As the Black Lives Matter movements continues to gain international prominence and challenge police brutality and systemic racism, The New Jim Crow: Mass Incarceration in the Age of Colorblindness is a valuable resource. Michelle Alexander’s book has the potential to arm activists with the arguments about what racism looks like in a country where there can be an African-American president, but also thousands of completely disenfranchised and oppressed African-Americans.

The premise of the book rests on the point that in “color-blind” America there is a profound misunderstanding regarding how racial oppression actually works. In the wake of the civil rights movement and in a time and place where a majority of white people will say that racial discrimination is wrong and have voted for a black president, the New Jim Crow is something much more insidious.

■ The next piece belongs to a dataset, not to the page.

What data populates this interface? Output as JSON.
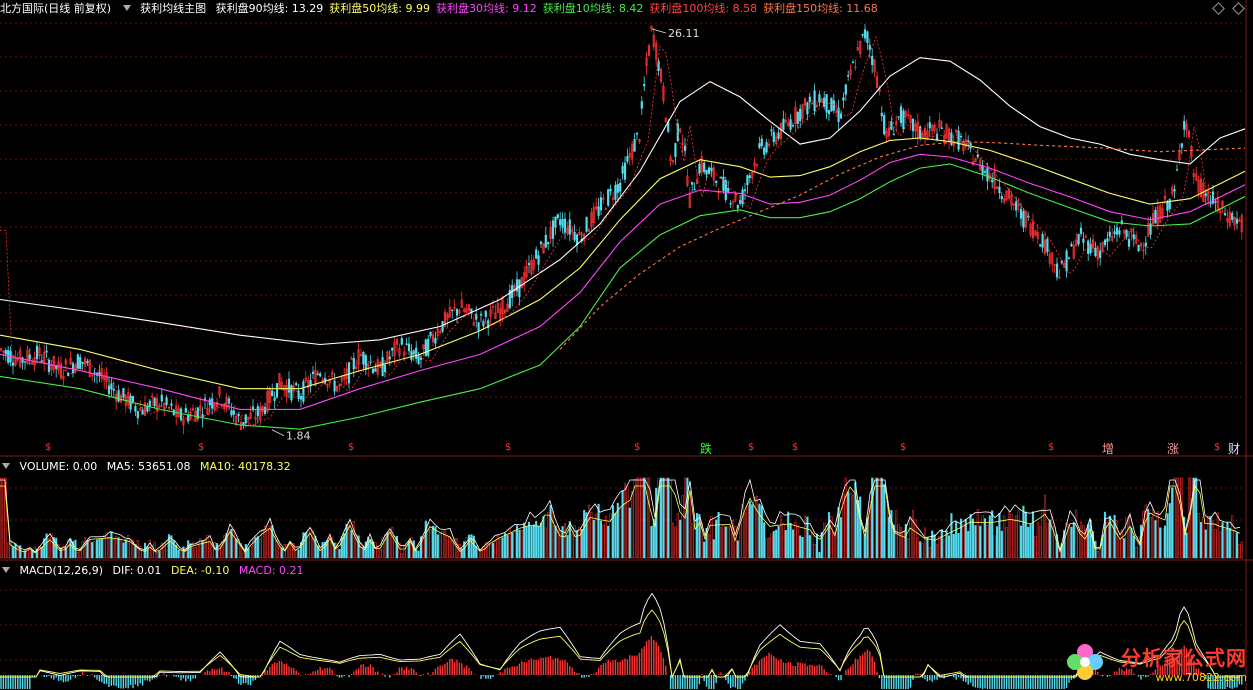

The system of mass incarceration, what Michelle Alexander has identified as the New Jim Crow, is an elaborate system of control, complete with political disenfranchisement and legalized discrimination in every major area of economic and social life. It is produces racial meaning and racial boundaries. Following the incredible victories of the civil rights movements of the 1960s and 1970s, Conservative Americans had to find a new way to say the same old things. The idea of being “tough on crime” became a stand-in for long held racist ideas about black predators and the safety and supremacy of white families. In the mid to late 70s, the Republican party leaned hard in the direction of being tough on crime, rooting out the “social pathologies” of poverty, and targeting illegal drug use. As sociologist Katherine Beckett notes, “the alleged misbehaviours of the poor were transformed from adaptations to pverty that had the unfortunate effect of reproducing it into character failings that accounted for poverty in the first place.”

All of these social ills could be identified with the impoverished communities around the country, but in the public discourse and the social imaginary, the campaigns of Richard Nixon, Ronald Reagan and George Bush Sr. these social ills became almost totally identified with urban black communities. The War on Drugs became “a legitimate outlet to the expression of antiblack resentment and animus—a convenient release valve now that explicit forms of racial bias are strictly condemned. In the era of colorblindness, it is no longer permissible to hate blacks, but we can hate criminals.”

This racialization of crime in the media and political discourse means that the system of mass incarceration and control of black men, can operate without seeming overtly racist at all. Black police officers, and lawyers prosecute it, some prominent members of the black community cheer on “tough on crime” measures, but “the War on Drugs was declared as part of a political ploy to capitalize on white racial resentment against African Americans, and the Reagan administration used the emergence of crack and its related violence as an opportunity to build a racialized public consensus in support of an all-out war—a consensus that almost certainly would not have been formed if the primary users and dealers of crack had been white.”

The New Jim Crow is an incredibly concise, yet powerful indictment of the politics of colorblindness and Alexander poses questions and offers radical ideas that could build a movement to oppose the systemic racism of mass incarceration. Her solutions offer an alternative to the trickle-down strategies of racial justice that have become the norm for many civil rights organizations in the past few decades and takes an “all of us or none of us” approach to justice that includes unifying with poor and working class whites to demand a better system.

Read this book. Get copies for your friends, family and co-workers. Talk about it. It is an incredibly accessible and valuable resource that can move us from the paralyzing and shaming of identity politics so common with any discussions of race and oppression and move towards a conversation about the systematic oppression that disenfranchises and degrades and real ideas about how to fight to end it.